08 February 2024

The Seven Churches of Revelation - A Key to Church History?

https://taylormarshall.com/2024/01/1053-6th-age-antichrist-according-17th-century-mystic-holzhauser-podcast.html

Trumpite (and thus non-Traditionalist) Roman Catholic Taylor Marshall published this little promo video the other day. Though others have pointed this out, few Dispensationalists realize that the Seven Epochs of Church History schema (based on the Seven Churches of Asia Minor) finds its origin in Counter-Reformation Roman Catholicism. The same is actually true of the larger Dispensational scheme.

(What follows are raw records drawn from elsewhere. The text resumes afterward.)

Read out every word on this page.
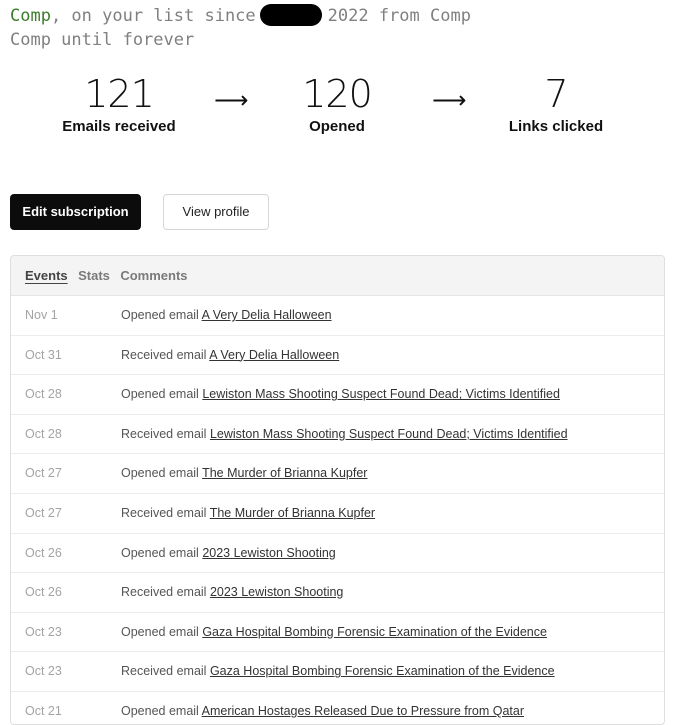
Comp, on your list since	2022 from Comp
Comp until forever
121
Emails received
⟶	120
Opened
⟶	7
Links clicked
Edit subscription	View profile
Events Stats Comments
Nov 1	Opened email A Very Delia Halloween
Oct 31	Received email A Very Delia Halloween
Oct 28	Opened email Lewiston Mass Shooting Suspect Found Dead; Victims Identified
Oct 28	Received email Lewiston Mass Shooting Suspect Found Dead; Victims Identified
Oct 27	Opened email The Murder of Brianna Kupfer
Oct 27	Received email The Murder of Brianna Kupfer
Oct 26	Opened email 2023 Lewiston Shooting
Oct 26	Received email 2023 Lewiston Shooting
Oct 23	Opened email Gaza Hospital Bombing Forensic Examination of the Evidence
Oct 23	Received email Gaza Hospital Bombing Forensic Examination of the Evidence
Oct 21	Opened email American Hostages Released Due to Pressure from Qatar
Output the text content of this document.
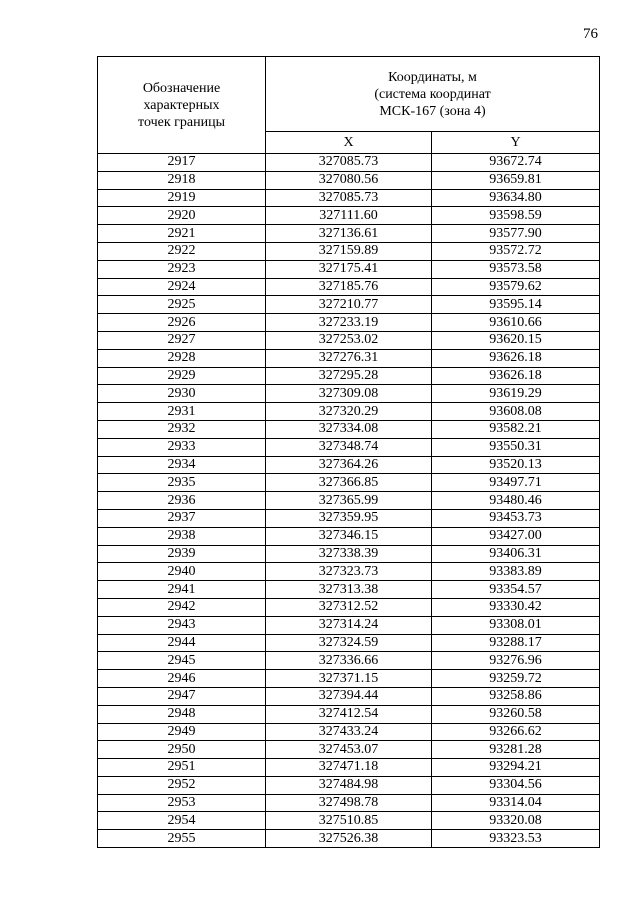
76
Обозначение
характерных
точек границы	Координаты, м
(система координат
МСК-167 (зона 4)	

	X	Y
2917	327085.73	93672.74
2918	327080.56	93659.81
2919	327085.73	93634.80
2920	327111.60	93598.59
2921	327136.61	93577.90
2922	327159.89	93572.72
2923	327175.41	93573.58
2924	327185.76	93579.62
2925	327210.77	93595.14
2926	327233.19	93610.66
2927	327253.02	93620.15
2928	327276.31	93626.18
2929	327295.28	93626.18
2930	327309.08	93619.29
2931	327320.29	93608.08
2932	327334.08	93582.21
2933	327348.74	93550.31
2934	327364.26	93520.13
2935	327366.85	93497.71
2936	327365.99	93480.46
2937	327359.95	93453.73
2938	327346.15	93427.00
2939	327338.39	93406.31
2940	327323.73	93383.89
2941	327313.38	93354.57
2942	327312.52	93330.42
2943	327314.24	93308.01
2944	327324.59	93288.17
2945	327336.66	93276.96
2946	327371.15	93259.72
2947	327394.44	93258.86
2948	327412.54	93260.58
2949	327433.24	93266.62
2950	327453.07	93281.28
2951	327471.18	93294.21
2952	327484.98	93304.56
2953	327498.78	93314.04
2954	327510.85	93320.08
2955	327526.38	93323.53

This is not to say that JN Darby derived his Dispensational system from figures like Holzhauser – to be honest I don't know. Those who argue that its antecedents are found with groups like the Joachimites are mistaken. His model is not the same at all. A similar 'Dispensational' scheme appeared among some later Pietists such as Pierre Poiret and even later with Edward Irving, but the earliest example (post-antiquity) or proto-type of its futurist eschatology is located in the Counter-Reformation.

And to be fair it should be noted the Holzhauser schema being promoted by Taylor Marshall does not include the sine qua non of Darby-Scofield Dispensationalism – the primacy of the Jews and Judaism and their absolute separation from the Church. In fact as the Holzhauser example makes clear, one need not be a Dispensationalist to embrace the Church History view of the Seven Letters, though typically it is only Dispensationalists who embrace this (ironically) allegorical view.

It should be noted that the Holzhauser scheme (which is by no means embraced by all or even a majority of Roman Catholics) is totally arbitrary. One could just as easily argue for this or that date marking the epochal shifts. This is a fundamental problem with all historicist schemas. Holzhauser also assumes a great many things that I would argue on the basis of the New Testament can and must be rejected. Contrary to the assumptions found in his scheme, Constantine and Charlemagne are not heroes of the faith but representatives of False Christianity. Holzhauser is thus a false prophet.

The still popular Dispensationalist model is likewise arbitrary. Most today will argue that we're in the so-called 'Laodicean Church Age' and yet I remember my late Fundamentalist grandparents arguing that we were in the Philadelphian epoch. They were seemingly convinced that the Church of their day was zealous and faithful. Locating the present in the so-called Laodicean Age panders to the notions that we must be in the 'end times' – proximate to the Rapture. Sadly, this school of thought has greatly misunderstood even this notion of 'end times'. In the New Testament the label of 'last days' applies to what we could call the Church Age, the entire period between the First and Second Advents of Christ. So technically they're right – we are in the 'end times' or more properly 'Last Days'. But so were Paul, Origen, Augustine, Joachim, Luther, Wesley, and so forth.

At least (it could be argued) the Roman-Holzhauser model relies on a prophet (of sorts) and therefore has a kind of authority that the Dispensationalist model does not and cannot possess. I am of course being facetious, but if the assumption is valid, then Roman Catholics who embrace the schema could at least rest on that foundation as opposed to the mere conjecture found in modern Dispensationalism.

There's no way you can assign the ages on any kind of objective basis. For example we could still be in the very first or second age. There's no way to know.

The whole approach is wrong and when it's wedded to other forms of bad theology the end result is not a happy one.

One could argue that as Revelation represents a repeat and recapitulation of Church history (the Last Days), the Seven Churches of Asia might in fact represent something we should expect to find at all times – more or less. Rather than view them in chronologically successive terms, instead we should see them as a pattern that repeats and rearranges itself over and over again. We see these 'types' of churches all throughout Church history – and it is noteworthy that in most cases, the report is not a good one. In keeping with what the rest of the New Testament suggests, the period is marked by unfaithfulness, error, and warnings in the face of potential apostasy – and yet with glimmers of hope and a recurring faithful remnant.